Victor buys locally-produced grains, along with corn grown in the Inland Northwest, and mills them into thirty different types of animal feed. These 800 to 1,000 tons of feed produced each year are in demand not only by a large number of local “stump farmers,” but by farmers from as far away as Kalispell, Montana, and Coeur d’ Alene as well.

 

Even customers from British Columbia stop by occasionally for feed, but what Victor laughingly describes as their “goofy laws,” do not allow Canadians to take mixed grains back into their country. Instead, they purchase a sack of rolled barley and a sack of rolled oats and mix them together themselves at home.

 

General Feed & Grain also ships some two million pounds of locally grown seed annually.

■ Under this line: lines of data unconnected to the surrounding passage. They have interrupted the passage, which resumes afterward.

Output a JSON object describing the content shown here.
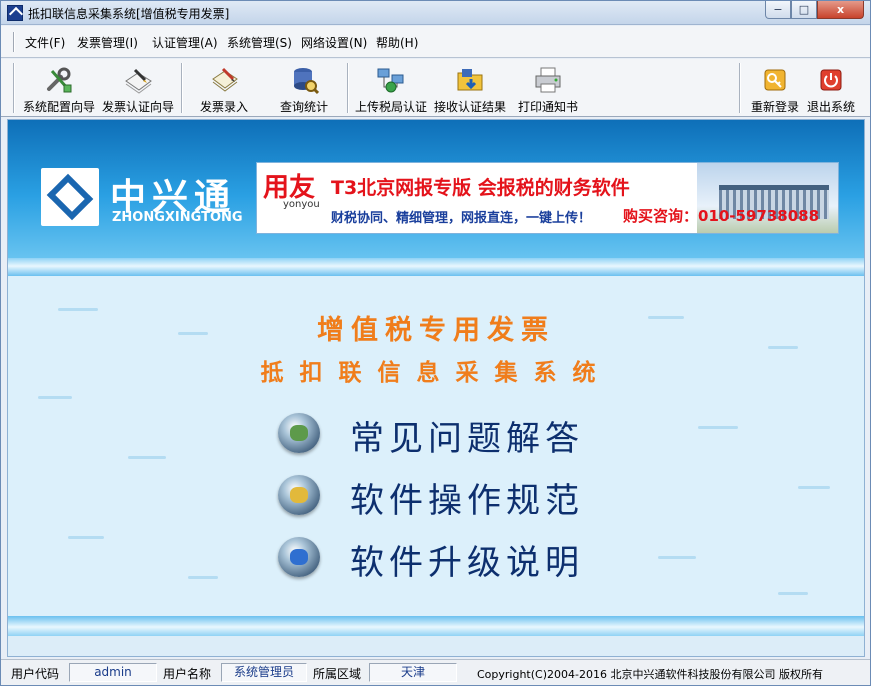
{
  "window": {
    "title": "抵扣联信息采集系统[增值税专用发票]",
    "controls": {
      "minimize": "−",
      "maximize": "□",
      "close": "x"
    }
  },
  "menu": [
    {
      "label": "文件(F)"
    },
    {
      "label": "发票管理(I)"
    },
    {
      "label": "认证管理(A)"
    },
    {
      "label": "系统管理(S)"
    },
    {
      "label": "网络设置(N)"
    },
    {
      "label": "帮助(H)"
    }
  ],
  "toolbar": [
    {
      "label": "系统配置向导",
      "icon": "wrench-tools-icon"
    },
    {
      "label": "发票认证向导",
      "icon": "documents-pen-icon"
    },
    {
      "label": "发票录入",
      "icon": "notebook-pen-icon"
    },
    {
      "label": "查询统计",
      "icon": "database-search-icon"
    },
    {
      "label": "上传税局认证",
      "icon": "network-upload-icon"
    },
    {
      "label": "接收认证结果",
      "icon": "folder-receive-icon"
    },
    {
      "label": "打印通知书",
      "icon": "printer-icon"
    },
    {
      "label": "重新登录",
      "icon": "key-icon"
    },
    {
      "label": "退出系统",
      "icon": "power-exit-icon"
    }
  ],
  "banner": {
    "brand_cn": "中兴通",
    "brand_en": "ZHONGXINGTONG",
    "ad": {
      "brand": "用友",
      "brand_sub": "yonyou",
      "title": "T3北京网报专版    会报税的财务软件",
      "subtitle": "财税协同、精细管理，网报直连，一键上传！",
      "phone": "购买咨询：010-59738088"
    }
  },
  "headings": {
    "line1": "增值税专用发票",
    "line2": "抵扣联信息采集系统"
  },
  "links": [
    {
      "label": "常见问题解答",
      "icon": "faq-orb-icon"
    },
    {
      "label": "软件操作规范",
      "icon": "guide-orb-icon"
    },
    {
      "label": "软件升级说明",
      "icon": "upgrade-orb-icon"
    }
  ],
  "status": {
    "user_code_label": "用户代码",
    "user_code": "admin",
    "user_name_label": "用户名称",
    "user_name": "系统管理员",
    "region_label": "所属区域",
    "region": "天津",
    "copyright": "Copyright(C)2004-2016 北京中兴通软件科技股份有限公司 版权所有"
  },
  "colors": {
    "heading": "#f07d1b",
    "link_text": "#0d2f6e",
    "banner_blue": "#1a8ad6",
    "ad_red": "#e4131b"
  }
}
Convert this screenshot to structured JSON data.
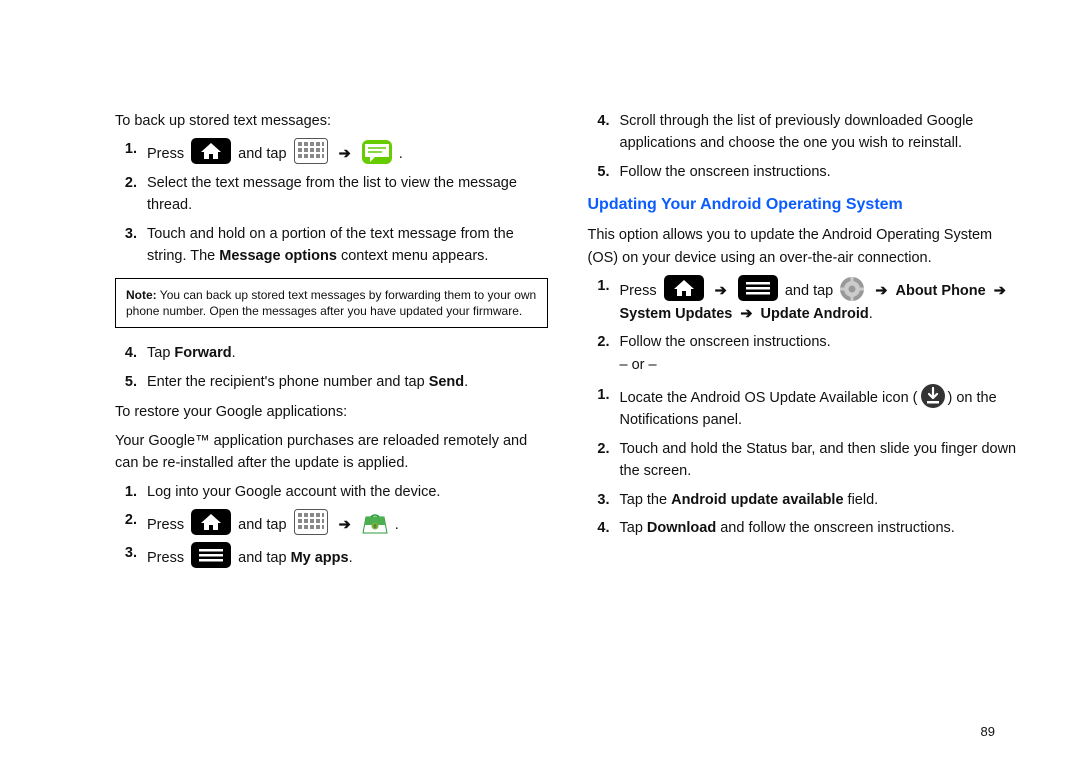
{
  "pageNumber": "89",
  "left": {
    "intro1": "To back up stored text messages:",
    "steps1": {
      "n1_press": "Press",
      "n1_andtap": "and tap",
      "n2": "Select the text message from the list to view the message thread.",
      "n3_a": "Touch and hold on a portion of the text message from the string. The ",
      "n3_bold": "Message options",
      "n3_b": " context menu appears."
    },
    "note_label": "Note:",
    "note_body": " You can back up stored text messages by forwarding them to your own phone number. Open the messages after you have updated your firmware.",
    "steps2": {
      "n4_a": "Tap ",
      "n4_bold": "Forward",
      "n4_b": ".",
      "n5_a": "Enter the recipient's phone number and tap ",
      "n5_bold": "Send",
      "n5_b": "."
    },
    "intro2": "To restore your Google applications:",
    "para2": "Your Google™ application purchases are reloaded remotely and can be re-installed after the update is applied.",
    "steps3": {
      "n1": "Log into your Google account with the device.",
      "n2_press": "Press",
      "n2_andtap": "and tap",
      "n3_press": "Press",
      "n3_andtap": "and tap ",
      "n3_bold": "My apps",
      "n3_b": "."
    }
  },
  "right": {
    "steps_cont": {
      "n4": "Scroll through the list of previously downloaded Google applications and choose the one you wish to reinstall.",
      "n5": "Follow the onscreen instructions."
    },
    "sectionTitle": "Updating Your Android Operating System",
    "para1": "This option allows you to update the Android Operating System (OS) on your device using an over-the-air connection.",
    "stepsA": {
      "n1_press": "Press",
      "n1_andtap": "and tap",
      "n1_bold1": "About Phone",
      "n1_bold2": "System Updates",
      "n1_bold3": "Update Android",
      "n2": "Follow the onscreen instructions.",
      "or": "– or –"
    },
    "stepsB": {
      "n1_a": "Locate the Android OS Update Available icon (",
      "n1_b": ") on the Notifications panel.",
      "n2": "Touch and hold the Status bar, and then slide you finger down the screen.",
      "n3_a": "Tap the ",
      "n3_bold": "Android update available",
      "n3_b": " field.",
      "n4_a": "Tap ",
      "n4_bold": "Download",
      "n4_b": " and follow the onscreen instructions."
    }
  },
  "icons": {
    "home": "home-icon",
    "apps": "apps-grid-icon",
    "messaging": "messaging-icon",
    "market_green": "market-bag-icon",
    "menu": "menu-lines-icon",
    "gear": "settings-gear-icon",
    "download": "download-icon"
  }
}
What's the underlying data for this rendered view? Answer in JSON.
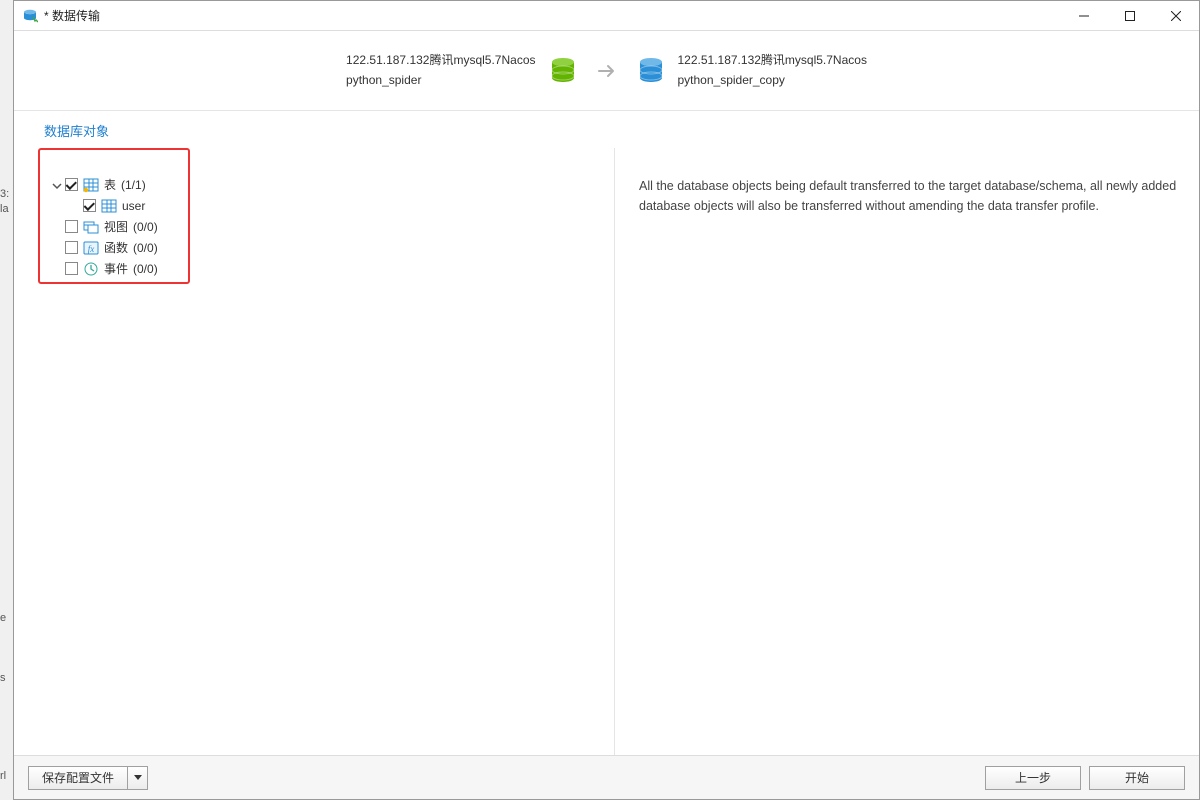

Besides large proprietary seed multiplication, they mix and market lawn seed, wildflower and pasture mix, all of which are especially formulated for Boundary County.  They blend and sell fertilizer, available in bulk for the farmer or by the bag for the home gardener.

 

With more and more emphasis these days on self-reliance in America, we are indeed fortunate to have these products necessary for a healthy, self-sustaining lifestyle produced in our community.

 

General Feed & Grain mills our local grains into the feeds which grow the animals that provide many of us with the meat we put on our table. Their fertilizers and seeds grow our hay crops, pastures, lawns and gardens. Because of our valley farmers and Victor Rae, we are able to truly “eat local.”

 

Victor’s brother, Brian, is planning to move back to Bonners Ferry in July of this year. He will be joining his brother in the family grain business. Victor thanks all who make living and working here so enjoyable.

 

We may not have the timber industry we once had in the county and some may think tourism is the answer to our economic woes.

 

But the truth of the matter is, farming is a very important, renewable and sustainable local industry.

 

Thank the good Lord for the rich soil of the Kootenai Valley, our hard-working farmers and folks like the Rae family who are meeting the needs of people in our region and around the world.